A inadimplência também avançou com mais força do que no restante do país, saltando de 45,4% (296.112) para 49,5% (323.215), entre um mês e outro, com predominância dos mais ricos. Há um ano, com taxas de inflação e de juros mais amenas, a fatia não passava de 29,7% (190.213). O problema é ainda maior para as 22,5% (147.047) de famílias já sem condições de pagar contas, em um cenário que piorou nas duas comparações. É o que revelam os dados da Peic (Pesquisa de Endividamento e Inadimplência do Consumidor) da CNC (Confederação Nacional do Comércio de Bens, Serviços e Turismo).

A piora contrasta com os dados mais recentes do ICF (Intenção de Consumo das Famílias), da mesma entidade. Apurado pela mesma entidade, o indicador escalou em todas as comparações, na sexta alta consecutiva, sustentada pela melhora na percepção sobre renda, emprego e acesso ao crédito, embora o manauense tenha reduzido sua disposição de adquirir bens duráveis. O contraste entre intenção e capacidade de comprar, por outro lado fez o otimismo do setor arrefecer pelo segundo mês seguido, conforme o ICEC (Índice de Confiança do Empresário do Comércio), também medido pela CNC.

Na média nacional, o endividamento voltou a acelerar, após dois meses de queda. Segundo a CNC, 78,3% das famílias brasileiras estavam penduradas em meios de pagamentos diversos, em fevereiro. Houve alta em relação a janeiro (78%) e na comparação com o mesmo mês de 2022 (76,6%). A fatia de inadimplentes estagnou na variação mensal, em 29,8%, embora tenha se mantido acima do dado de 12 meses atrás (27%). O mesmo ocorreu com a parcela de consumidores sem fôlego para quitar débitos financeiros (11,6%).

Cartões e carnês

O cartão de crédito voltou a reduzir sua participação no bolo das dívidas de Manaus, mas continua sendo fator predominante no endividamento. Considerado o meio de pagamento mais caro em todo o país, o cartão respondeu por 63,7% das dívidas locais de janeiro – contra os 68,1% anteriores. A predominância é das famílias de maior renda (73,5%). Segundo a Anefac (Associação Nacional de Executivos de Finanças, Administração e Contabilidade), os juros da modalidade já estão em 14,58%, ao mês, e 412,04%, ao ano. 

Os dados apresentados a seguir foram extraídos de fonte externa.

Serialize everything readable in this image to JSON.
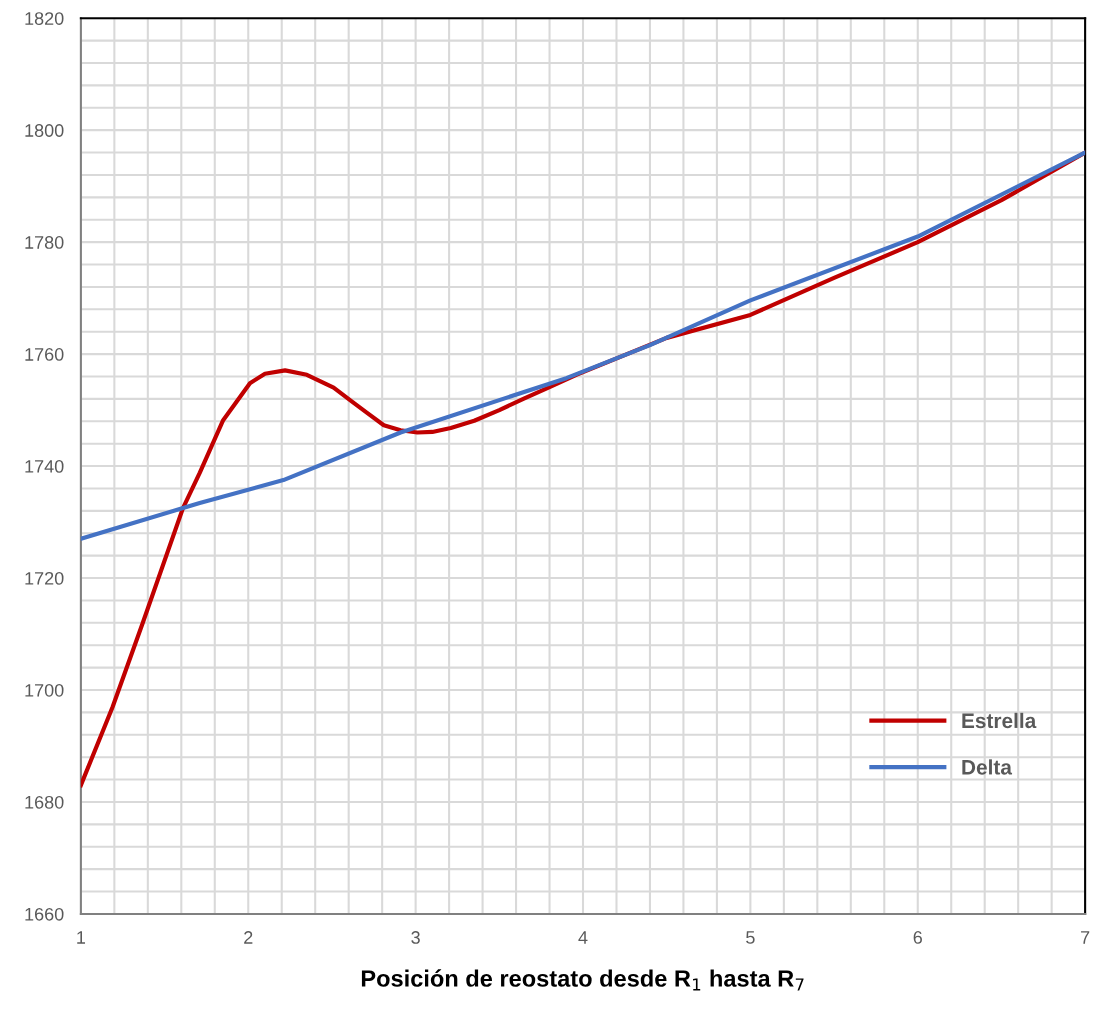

Os carnês, por outro lado, progrediram na preferência do consumidor e já correspondem a 53,2% dos débitos das famílias de Manaus, sendo mais impulsionados pelos que recebem menos (53,5%). Na sequência estão o crédito pessoal (13%), “outras dívidas” (11,1%), financiamento de carro (6,9%), crédito consignado, (5,7%), financiamento de casa (3,7%) e cheque especial (3,4%) – que é a segunda modalidade mais cara. Invenção brasileira, e de uso exclusivo dos mais pobres, o cheque pré-datado pontuou 0,6%.

Além do aumento na proporção dos manauenses em dificuldades, houve piora qualitativa no perfil de endividamento. A fatia dos “muito endividados” subiu para 19,3%, sendo que famílias com renda superior a dez salários mínimos mensais estão acima dessa média (19,8%). A maioria dos “pouco endividados” (48,3%) aumentou, sendo que esta situação já é mais comum entre os consumidores de vencimentos mais baixos (49%). Em seguida estão os “mais ou menos endividados” (20,9%).

Em média, as famílias de Manaus devem levar 34 semanas para quitar todas as suas dívidas – em dado mais elevado do que o dos meses anteriores. Predominam os consumidores que esperam levar mais de um ano (38,5%), com um virtual empate dos grupos ‘pendurados’ de 6 meses a um ano (20,6%) e entre 3 e 6 meses (20,2%). O nível médio de comprometimento de renda com dívidas estagnou em 36,9%. Mas, 40,7% dos consumidores locais gastam mais da metade de seus rendimentos com esse fim, sendo superados apenas pelos que consomem de 11% a 50% da renda (49,5%).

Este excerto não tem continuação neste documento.